Strategies for Moving Through Blocks
At first, the practices I tried felt silly, awkward, even embarrassing. But I learned that discomfort is just energy wearing the wrong hat. Once I reframed it, those shaky little practices became the scaffolding of my writing life.
Freewriting
Start small, but start. My first freewrites were in a tiny notebook, just one page and double-spaced. Every word felt like garbage. I judged every line. But I kept going. I carried that notebook everywhere and filled it while at gas stations, in coffee shops, or while waiting in parking lots. A year later, I graduated to a big mixed-media sketchbook, where doodles and sketches spilled between my scribbles. Nobody reads these notebooks. They’re messy and private but absolutely essential.
Reframing Self-Criticism
Find your mantra. Mine is: “The stupid first draft.” It’s part self-mockery, part permission slip. I’m not fighting my inner critic so much as tricking it into laughing at itself long enough to let me get words on the page.
Ritual Practices
Because I read tarot, I’ll sometimes pull a card before writing. The card usually mirrors my mood, or shoves me in a new direction I never expected. Both are useful. Other days, when I’m really stuck, I just move. I throw on some ridiculous childhood song and jump around like I’m twelve. Shake the arms, wiggle the hips, stomp a little. It looks absurd, but it works. Movement untangles the knots. One of the worst leftovers from our school system is how it taught us to sit still for hours, as if creativity only happens in our heads.
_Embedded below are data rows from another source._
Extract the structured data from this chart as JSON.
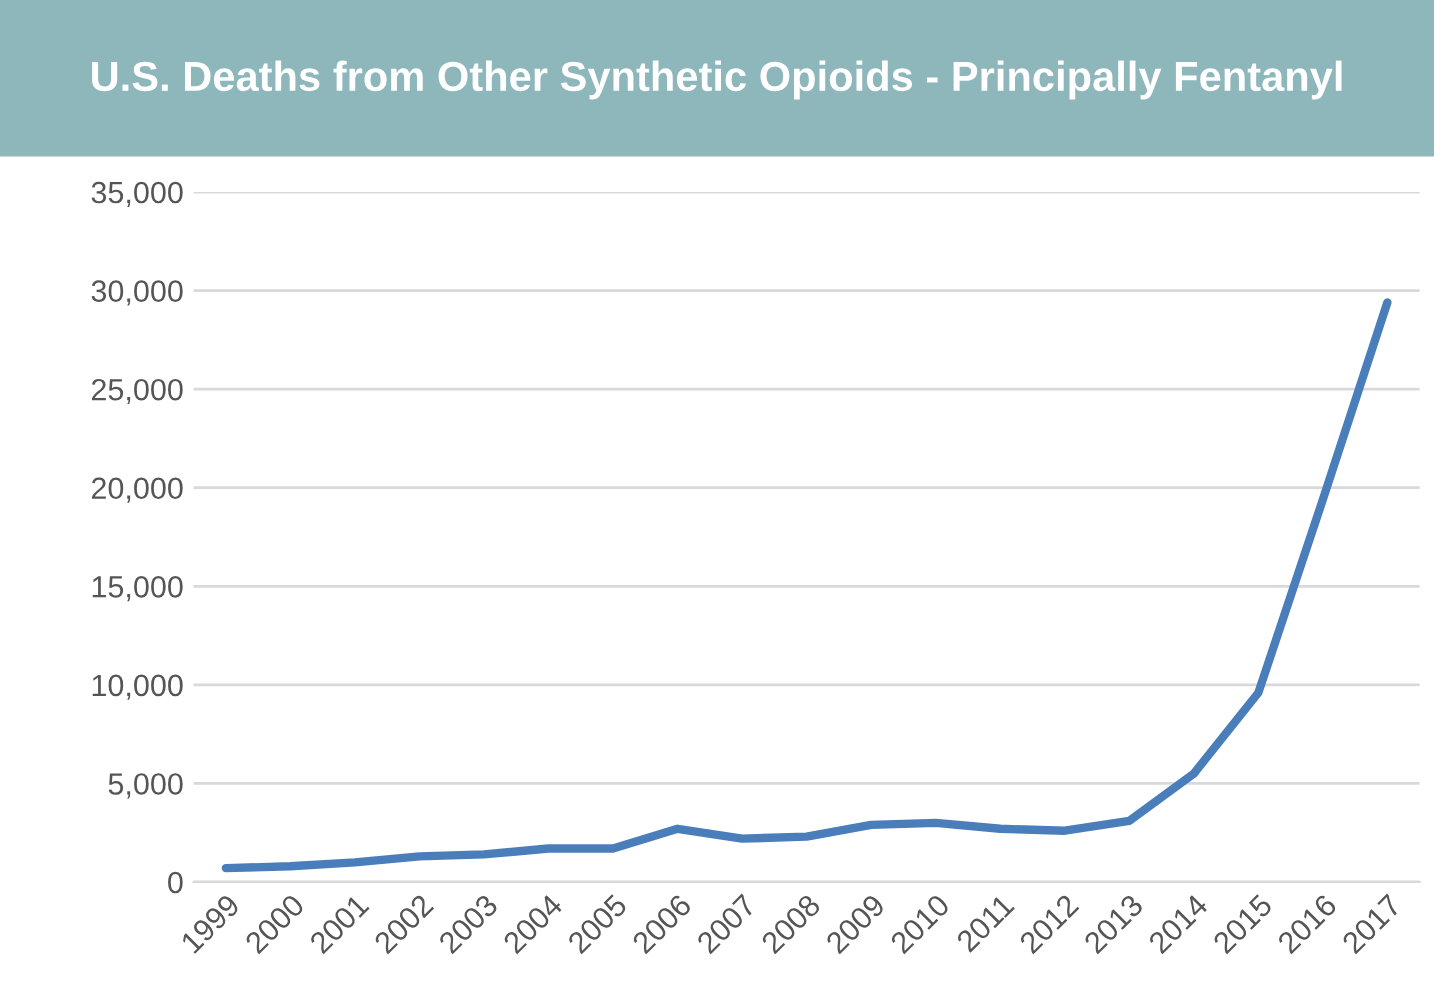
{
  "chart_data": {
    "type": "line",
    "title": "U.S. Deaths from Other Synthetic Opioids - Principally Fentanyl",
    "categories": [
      "1999",
      "2000",
      "2001",
      "2002",
      "2003",
      "2004",
      "2005",
      "2006",
      "2007",
      "2008",
      "2009",
      "2010",
      "2011",
      "2012",
      "2013",
      "2014",
      "2015",
      "2016",
      "2017"
    ],
    "series": [
      {
        "color": "#4a7ebb",
        "values": [
          700,
          800,
          1000,
          1300,
          1400,
          1700,
          1700,
          2700,
          2200,
          2300,
          2900,
          3000,
          2700,
          2600,
          3100,
          5500,
          9600,
          19400,
          29400
        ]
      }
    ],
    "ylim": [
      0,
      35000
    ],
    "yticks": [
      {
        "value": 0,
        "label": "0"
      },
      {
        "value": 5000,
        "label": "5,000"
      },
      {
        "value": 10000,
        "label": "10,000"
      },
      {
        "value": 15000,
        "label": "15,000"
      },
      {
        "value": 20000,
        "label": "20,000"
      },
      {
        "value": 25000,
        "label": "25,000"
      },
      {
        "value": 30000,
        "label": "30,000"
      },
      {
        "value": 35000,
        "label": "35,000"
      }
    ],
    "grid": "y",
    "marker": "none",
    "line_style": "solid"
  }
}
Now I know better: writing is a body practice, too. I even added a walking pad under my desk, and ideas flow differently when my feet are moving.
If you’re blocked right now, you might be reading this and thinking, yeah, but I’m the exception. Nothing will work for me. I really am a failure.
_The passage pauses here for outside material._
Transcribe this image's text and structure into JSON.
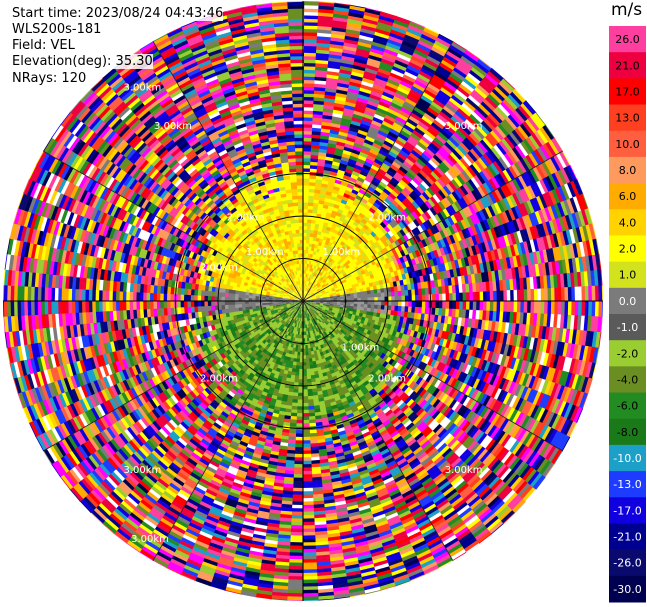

I thought the same thing. For years. Until one day, I decided I was done living with regret. Here’s what I learned: writer’s block isn’t weakness: it’s invitation. It asks you to stop, recalibrate, and learn to trust yourself again. Stumbles, mistakes, “bad” drafts, these aren’t failures. They’re the path. You already have what you need. Bravery, compassion, persistence — they’re muscles, and they grow every time you sit down to write.
The world doesn’t need your self-doubt. It needs your art.